Un merito in più, quindi, che merita di essere menzionato.
Sul punto, peraltro, non posso fare a meno anche di osservare, non senza ironia, che proprio il commento, l’unico, che si trova impresso sulla copertina del libro (“un libro indimenticabile, emozionante come pochi”), reca la firma di un’autrice sudamericana per eccellenza, Isabel Allende, quasi a simboleggiare il passaggio di testimone da una moda ad un’altra, che ci ha portati a spostare l’obiettivo da una regione remota della terra all’altra.

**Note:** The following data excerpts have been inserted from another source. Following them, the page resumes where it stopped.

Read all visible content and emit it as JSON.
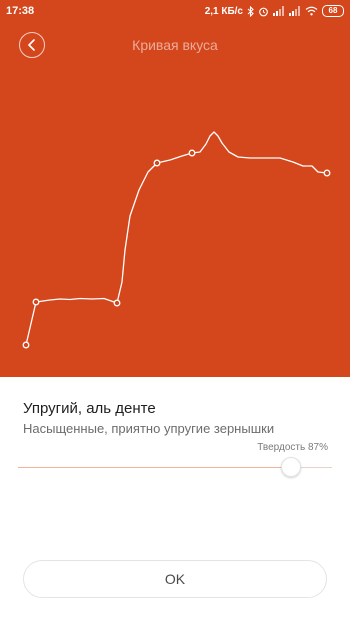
{
  "status_bar": {
    "time": "17:38",
    "speed": "2,1 КБ/с",
    "battery": "68",
    "icons": [
      "bluetooth-icon",
      "alarm-icon",
      "signal-icon",
      "signal-icon",
      "wifi-icon",
      "battery-icon"
    ]
  },
  "header": {
    "title": "Кривая вкуса",
    "back_icon": "back-chevron-icon"
  },
  "colors": {
    "accent": "#d4461c",
    "curve": "#ffffff"
  },
  "texture": {
    "name": "Упругий, аль денте",
    "description": "Насыщенные, приятно упругие зернышки",
    "hardness_label": "Твердость 87%",
    "hardness_value": 0.87
  },
  "ok_button": {
    "label": "OK"
  }
}
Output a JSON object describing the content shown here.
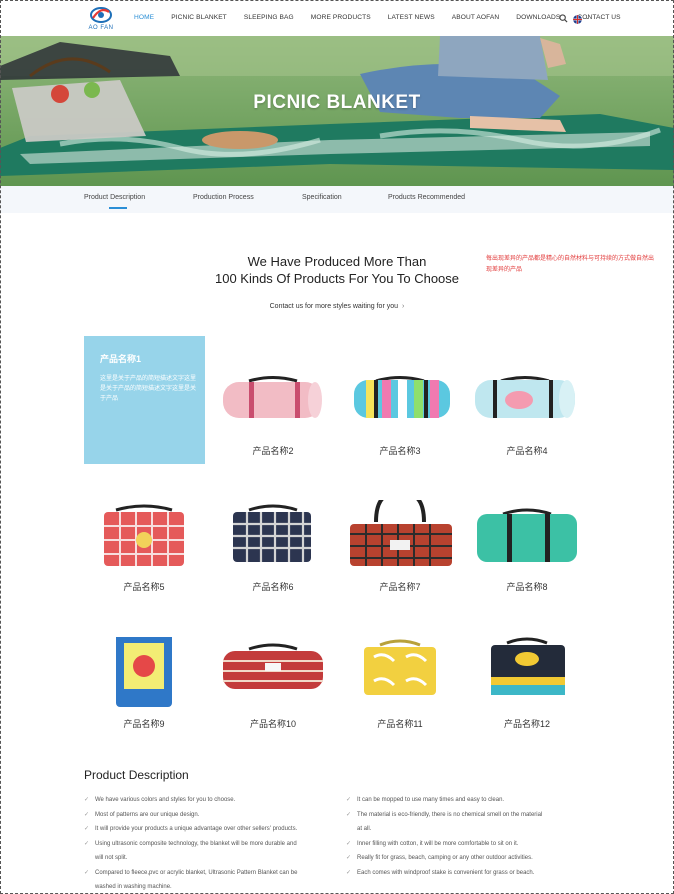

Infine, mi piace ricordare Il cacciatore di aquiloni, non soltanto perché suscita l’interesse ad approfondire le ragioni storiche che hanno permesso la drammatica ascesa di potere dei talebani in Afganistan, le stesse che, da ultimo, hanno portato a violente guerre che hanno interessato il mondo intero, ma anche perché, in termini più generali, invita a riflettere sulle conseguenze (spesso negative) del potere egemonico degli stati forti su quelli deboli, specie nel momento in cui questi ultimi vedono minacciata le propria stessa cultura e l’identità del loro popolo.